Administer ict system: Handle components of ICT system by maintaining configuration, managing users, monitoring resource use, performing backups and installing hardware or software to comply with the set requirements.
Provide ict consulting advice: Advise on appropriate solutions in the field of ICT by selecting alternatives and optimising decisions while taking into account potential risks, benefits and overall impact to professional customers.
Design process: Identify the workflow and resource requirements for a particular process, using a variety of tools such as process simulation software, flowcharting and scale models.
Provide user documentation: Develop and organise the distribution of structured documents to assist people using a particular product or system, such as written or visual information about an application system and how to use it.
Use different communication channels: Make use of various types of communication channels such as verbal, handwritten, digital and telephonic communication with the purpose of constructing and sharing ideas or information.
Design database scheme: Draft a database scheme by following the Relational Database Management System (RDBMS) rules in order to create a logically arranged group of objects such as tables, columns and processes.
Collect customer feedback on applications: Gather a response and analyse data from customers to identify requests or problems in order to improve applications and overall customer satisfaction.
Manage ict system deployment: Deliver, install and test a computer or ICT system. Set up and prepare the system for use.
Perform ict troubleshooting: Identify problems with servers, desktops, printers, networks, and remote access, and perform actions which solve the problems.

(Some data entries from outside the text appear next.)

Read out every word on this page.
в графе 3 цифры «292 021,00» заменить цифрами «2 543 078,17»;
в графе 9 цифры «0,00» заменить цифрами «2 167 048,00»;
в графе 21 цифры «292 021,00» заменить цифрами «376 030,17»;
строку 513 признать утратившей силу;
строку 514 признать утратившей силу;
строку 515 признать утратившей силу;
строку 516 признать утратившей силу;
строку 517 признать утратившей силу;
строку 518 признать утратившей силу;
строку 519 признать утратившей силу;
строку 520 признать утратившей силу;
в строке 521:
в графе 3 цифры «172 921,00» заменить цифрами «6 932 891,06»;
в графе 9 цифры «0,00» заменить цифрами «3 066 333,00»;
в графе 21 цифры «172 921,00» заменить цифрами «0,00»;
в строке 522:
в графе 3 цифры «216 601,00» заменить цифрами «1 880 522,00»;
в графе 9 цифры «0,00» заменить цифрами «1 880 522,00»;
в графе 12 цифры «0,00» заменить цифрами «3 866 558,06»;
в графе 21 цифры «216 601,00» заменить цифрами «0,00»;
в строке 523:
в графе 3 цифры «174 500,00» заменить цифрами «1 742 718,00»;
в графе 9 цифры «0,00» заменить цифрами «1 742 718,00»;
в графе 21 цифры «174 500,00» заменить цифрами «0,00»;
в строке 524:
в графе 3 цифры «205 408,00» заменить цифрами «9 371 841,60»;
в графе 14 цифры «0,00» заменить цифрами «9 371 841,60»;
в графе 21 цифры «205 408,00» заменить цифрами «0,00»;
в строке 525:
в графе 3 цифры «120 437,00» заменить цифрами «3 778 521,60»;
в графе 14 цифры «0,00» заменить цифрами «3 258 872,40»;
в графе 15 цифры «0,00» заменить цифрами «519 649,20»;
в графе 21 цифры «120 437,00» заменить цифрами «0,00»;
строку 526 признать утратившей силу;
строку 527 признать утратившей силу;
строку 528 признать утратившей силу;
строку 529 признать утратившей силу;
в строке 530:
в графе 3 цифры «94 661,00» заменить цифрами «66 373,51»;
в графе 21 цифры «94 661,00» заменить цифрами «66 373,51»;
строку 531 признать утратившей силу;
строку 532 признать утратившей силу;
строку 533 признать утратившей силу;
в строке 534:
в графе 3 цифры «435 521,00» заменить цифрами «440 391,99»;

Execute ict audits: Organise and execute audits in order to evaluate ICT systems, compliance of components of systems, information processing systems and information security. Identify and collect potential critical issues and recommend solutions based on required standards and solutions.
Create database diagrams: Develop the database design models and diagrams which establish the structure of a database by using modelling software tools to be implemented in further processes.
Coordinate technological activities: Give instructions to colleagues and other cooperating parties in order to reach the desired outcome of a technological project or achieve set goals within an organisation dealing with technology.
Perform project management: Manage and plan various resources, such as human resources, budget, deadline, results, and quality necessary for a specific project, and monitor the project’s progress in order to achieve a specific goal within a set time and budget.